Projects document embeddings onto the latent dimension identified by a fitted textscale model. Scores are the linear predictor embeddings %*% beta (i.e., log-odds, without the intercept), and are therefore comparable across documents but arbitrary up to a linear transformation.

Usage

score_documents(
  model,
  embeddings,
  ci = FALSE,
  level = 0.95,
  ci_method = c("laplace", "bootstrap"),
  n_boot = 500,
  comparisons = NULL
)

Arguments

model

A textscale_model object produced by fit_model().

embeddings

A numeric matrix of document embeddings to score, with one row per document.

ci

Logical. If TRUE, return a tibble with score, lower, and upper columns.

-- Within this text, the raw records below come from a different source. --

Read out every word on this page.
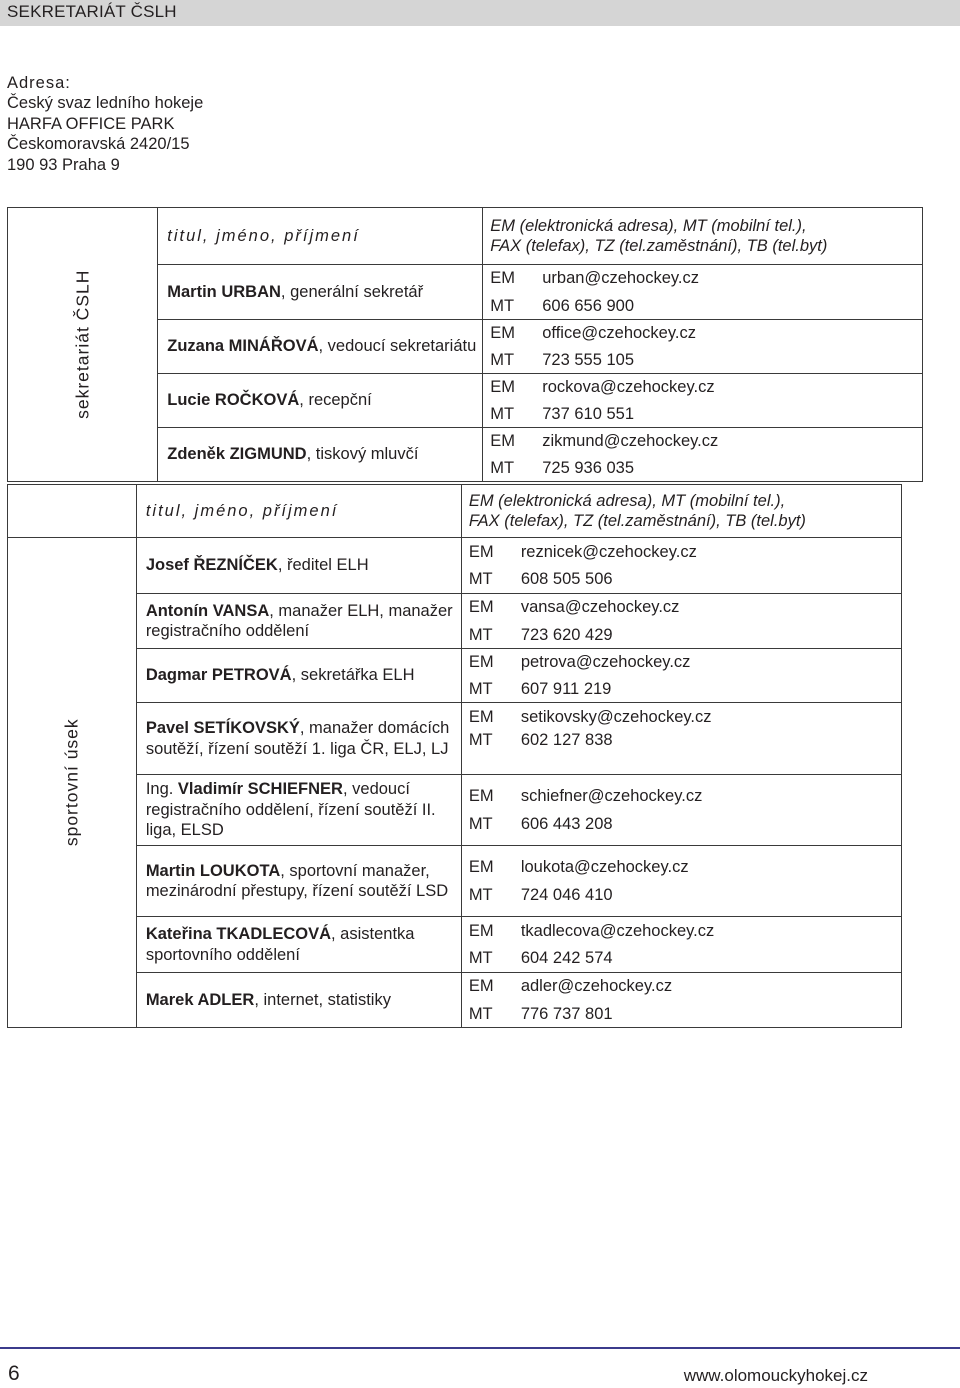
SEKRETARIÁT ČSLH
Adresa:
Český svaz ledního hokeje
HARFA OFFICE PARK
Českomoravská 2420/15
190 93 Praha 9
sekretariát ČSLH	titul, jméno, příjmení	EM (elektronická adresa), MT (mobilní tel.),
FAX (telefax), TZ (tel.zaměstnání), TB (tel.byt)

	Martin URBAN, generální sekretář	EM urban@czehockey.cz
MT 606 656 900

	Zuzana MINÁŘOVÁ, vedoucí sekretariátu	EM office@czehockey.cz
MT 723 555 105

	Lucie ROČKOVÁ, recepční	EM rockova@czehockey.cz
MT 737 610 551

	Zdeněk ZIGMUND, tiskový mluvčí	EM zikmund@czehockey.cz
MT 725 936 035
	titul, jméno, příjmení	EM (elektronická adresa), MT (mobilní tel.),
FAX (telefax), TZ (tel.zaměstnání), TB (tel.byt)

sportovní úsek	Josef ŘEZNÍČEK, ředitel ELH	EM reznicek@czehockey.cz
MT 608 505 506

	Antonín VANSA, manažer ELH, manažer registračního oddělení	EM vansa@czehockey.cz
MT 723 620 429

	Dagmar PETROVÁ, sekretářka ELH	EM petrova@czehockey.cz
MT 607 911 219

	Pavel SETÍKOVSKÝ, manažer domácích soutěží, řízení soutěží 1. liga ČR, ELJ, LJ	EM setikovsky@czehockey.cz
MT 602 127 838

	Ing. Vladimír SCHIEFNER, vedoucí registračního oddělení, řízení soutěží II. liga, ELSD	EM schiefner@czehockey.cz
MT 606 443 208

	Martin LOUKOTA, sportovní manažer, mezinárodní přestupy, řízení soutěží LSD	EM loukota@czehockey.cz
MT 724 046 410

	Kateřina TKADLECOVÁ, asistentka sportovního oddělení	EM tkadlecova@czehockey.cz
MT 604 242 574

	Marek ADLER, internet, statistiky	EM adler@czehockey.cz
MT 776 737 801
6	www.olomouckyhokej.cz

Defaults to FALSE.

level

Confidence level for the interval. Defaults to 0.95.

ci_method

One of "laplace" (default) or "bootstrap". See Confidence interval methods for details.

n_boot

Number of bootstrap resamples. Defaults to 500. Ignored when ci_method = "laplace".

comparisons

Annotated comparisons tibble produced by annotate_comparisons(). Required when ci_method = "bootstrap". If a split column is present, only training rows are resampled.

Value

When ci = FALSE (the default), a numeric vector of latent dimension scores, one per document. When ci = TRUE, a tibble with columns score, lower, and upper.

Details

When ci = TRUE, a tibble is returned with columns score, lower, and upper instead of a plain numeric vector.

Confidence interval methods

"laplace" (default): Derives per-document score variances from the Laplace approximation to the posterior covariance of beta: Var(score_i) = x_i' * (X'WX + lambda*I)^{-1} * x_i, where X is the matrix of training embedding differences and W is the diagonal matrix of fitted working weights. This is fast (a single matrix multiply) and treats lambda as fixed at the CV-selected value. Not available for method = "svm" models.

"bootstrap": Resamples training pairs with replacement and refits the model n_boot times at the original fixed lambda, then takes empirical quantiles of the resulting score distributions. Slower but propagates more of the sampling variability, and works for all model types including "svm". Requires comparisons to be supplied.